City of Seattle v. King

74 Wash. 277 | Wash. | 1913

Parker, J.

— The plaintiff was convicted in the police court of the city of Seattle of unlawfully using a vehicle for trans*278portation of merchandise for hire, without having procured a license therefor, in violation of an ordinance of the city relating to the licensing of vehicles. He appealed to the superior court for King county, wherein he was again adjudged guilty, from which judgment he has appealed to this court.

The provisions of the ordinance involved, so far as we need notice them, are as follows:

“It shall be unlawful for any person, firm or corporation, to drive or operate within the city of Seattle, any automobile, taxicab, coach, carriage, omnibus, dray, truck, cart, wagon or vehicle of whatsoever kind or by whatsoever power propelled, used for the transportation of passengers, baggage, goods, merchandise or other article or thing, for hire, without first procuring a license so to do for each and every vehicle so used to be known as “Vehicle License.” The fee for such vehicle license shall be the sum of four dollars ($4) per annum, and every such vehicle license shall expire on the 31st day of December of the year for which such license is issued.” Ordinance No. 28,570.

It is stipulated in an agreed statement of facts that the license fee is “more than sufficient to reimbux'se the city of Seattle for the expense of police supervision, issuance of license, and regulation necessary under said ordinance.” No questions are here presented other than as to the power of the city to enact such an ordinance.

Counsel for appellant contends that the city possesses no statutox-y or charter authority for the passage of an ordinance licensing the use of such vehicle for hire. This contention, it seems to us, needs no answer other than a quotation from Rem. & Bal. Code, § 7507 (P. C. 77 § 83), x’elating to powers of cities of the first-class, as follows:

“Any such city shall have power— . . .

“33. To grant licenses for any lawful purpose, and to fix by ordinance the amount to be paid therefor.”
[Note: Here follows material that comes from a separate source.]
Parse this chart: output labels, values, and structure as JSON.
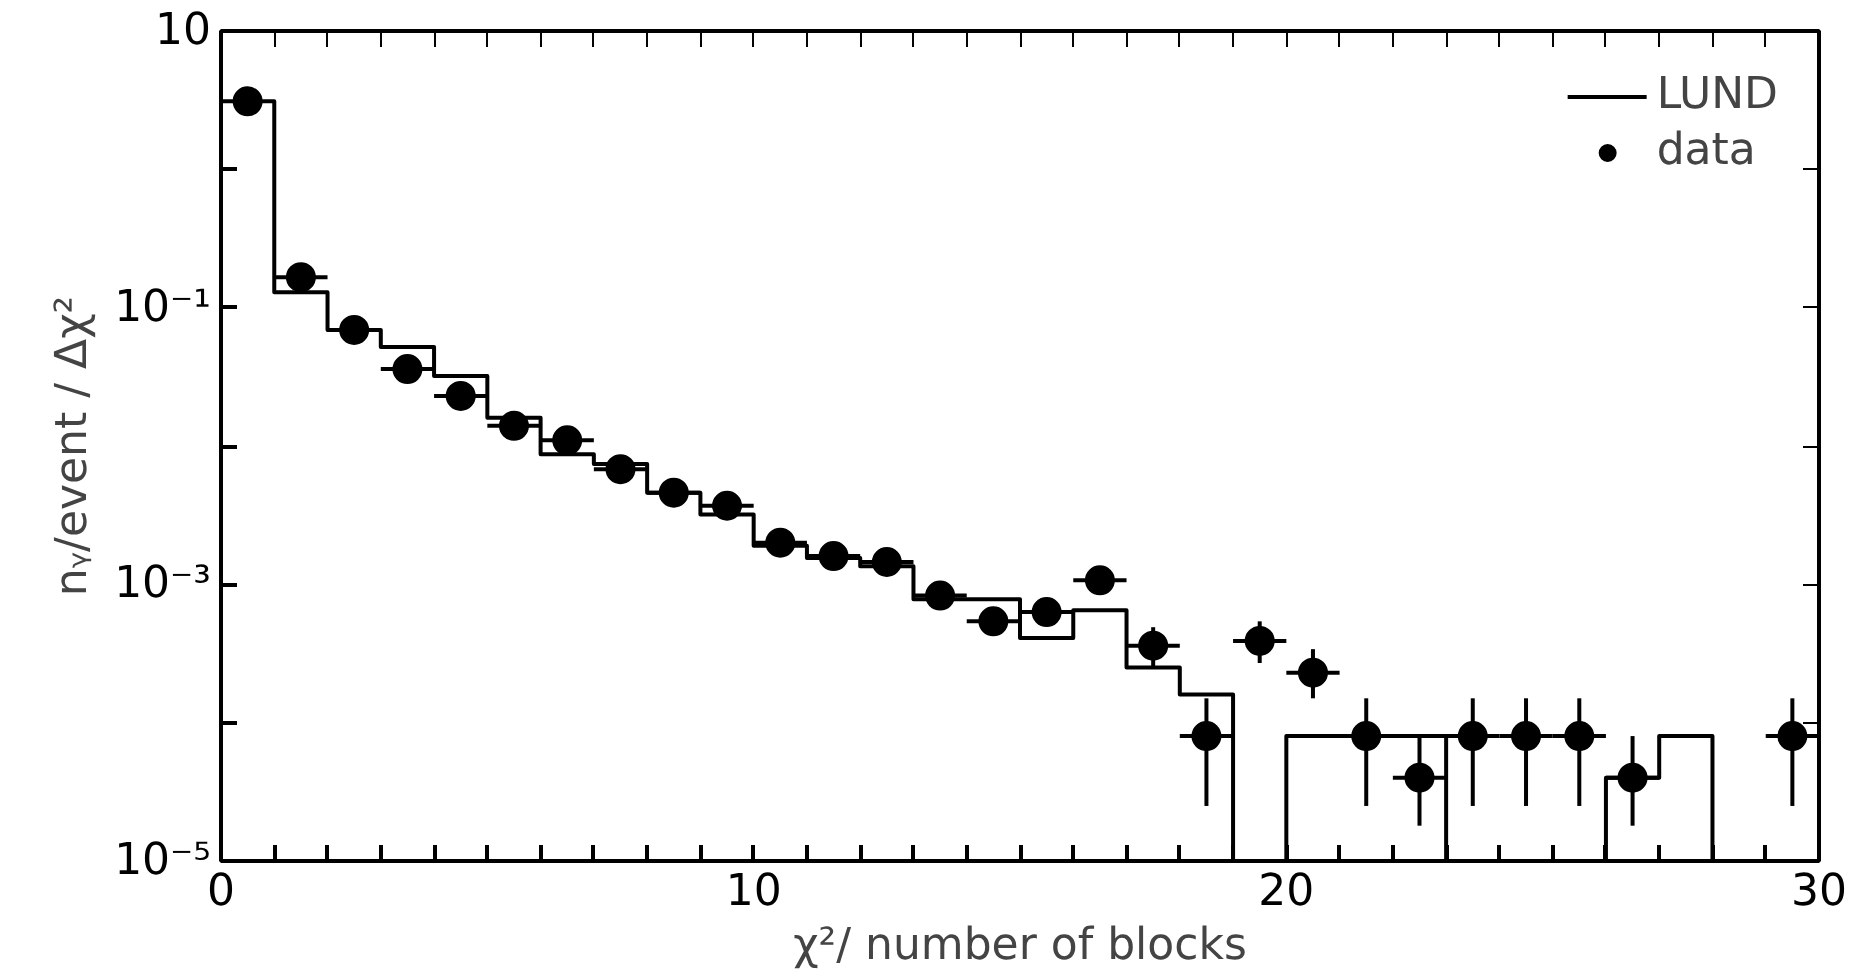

It is further contended that the ordinance is void because the license fee exacted is more than sufficient to reimburse the city for issuing the license and for expenses incident to *279the regulation of the business. This contention apparently rests upon the theory that the ordinance amounts to the imposing of a tax under the guise of the power to license for regulation only. The decision of this court in Fleetwood v. Read, 21 Wash. 547, 58 Pac. 665, 47 L. R. A. 205, holds that the licensing power conferred by the language of the statute above quoted, upon cities of the first-class, gives to such cities power to license for revenue as well as regulation. So the fact that the amount of the license fee charged may be more in amount than the city could lawfully charge under the power to license for regulation only is of no avail to appellant. The court would be slow to hold a license fee of $4 unwarranted in amount, even under the power to license for regulation only; but since the city has the additional power to license for revenue, it is plain that the ordinance is not void because of the amount of the license fee charged.

Some contention is made against the ordinance rested upon the provisions of article 7 of our state constitution relating to uniformity of taxation. This contention also finds its answer in the Fleetwood decision, as well as in our decisions in Stull v. De Mattos, 23 Wash. 71, 62 Pac. 451, 51 L. R. A. 892, and in In re Garfinkle, 37 Wash. 650, 80 Pac. 188, holding that those provisions of our constitution have no application to license taxes upon occupations, but relate only to taxes levied upon property. Sperry & Hutchinson Co. v. Tacoma, 68 Wash. 254, 122 Pac. 1060, is in harmony with this view.

Counsel for appellant calls our attention to State v. Bruce, 23 Wash. 777, 63 Pac. 519, where the town of Hoquiam, a town of the fourth-class, was held not to possess the power to license bicycles to be ridden upon the public streets. A reading of that decision, however, will disclose the fact that there was no such charter power given the town of Hoquiam to license for both regulation and revenue as is found in the law relating to cities of the first-class.

Counsel for appellant also calls our attention to, and places *280reliance upon, the cases of In re Aubrey, 36 Wash. 308, 78 Pac. 900, 104 Am. St. 952, and State ex rel. Richey v. Smith, 42 Wash. 237, 84 Pac. 851, 114 Am. St. 114, 5 L. R. A. (N. S.) 674, wherein the laws providing for licensing and regulating horseshoers and plumbers were held unconstitutional. A reading of those decisions, however, will show that those laws were held unconstitutional not because of the mere charge of a license fee, but because of other limitations put upon those desiring to enter those occupations. All persons are free to operate a vehicle for hire upon the streets of Seattle by the mere payment of the fee prescribed. Had that been the only qualification required of horseshoers and plumbers under those acts, it is manifest from the decisions we have noticed that the decisions in those two cases would have been different.

The judgment is affirmed.

Gose, Chadwick, and Mount, JJ., concur.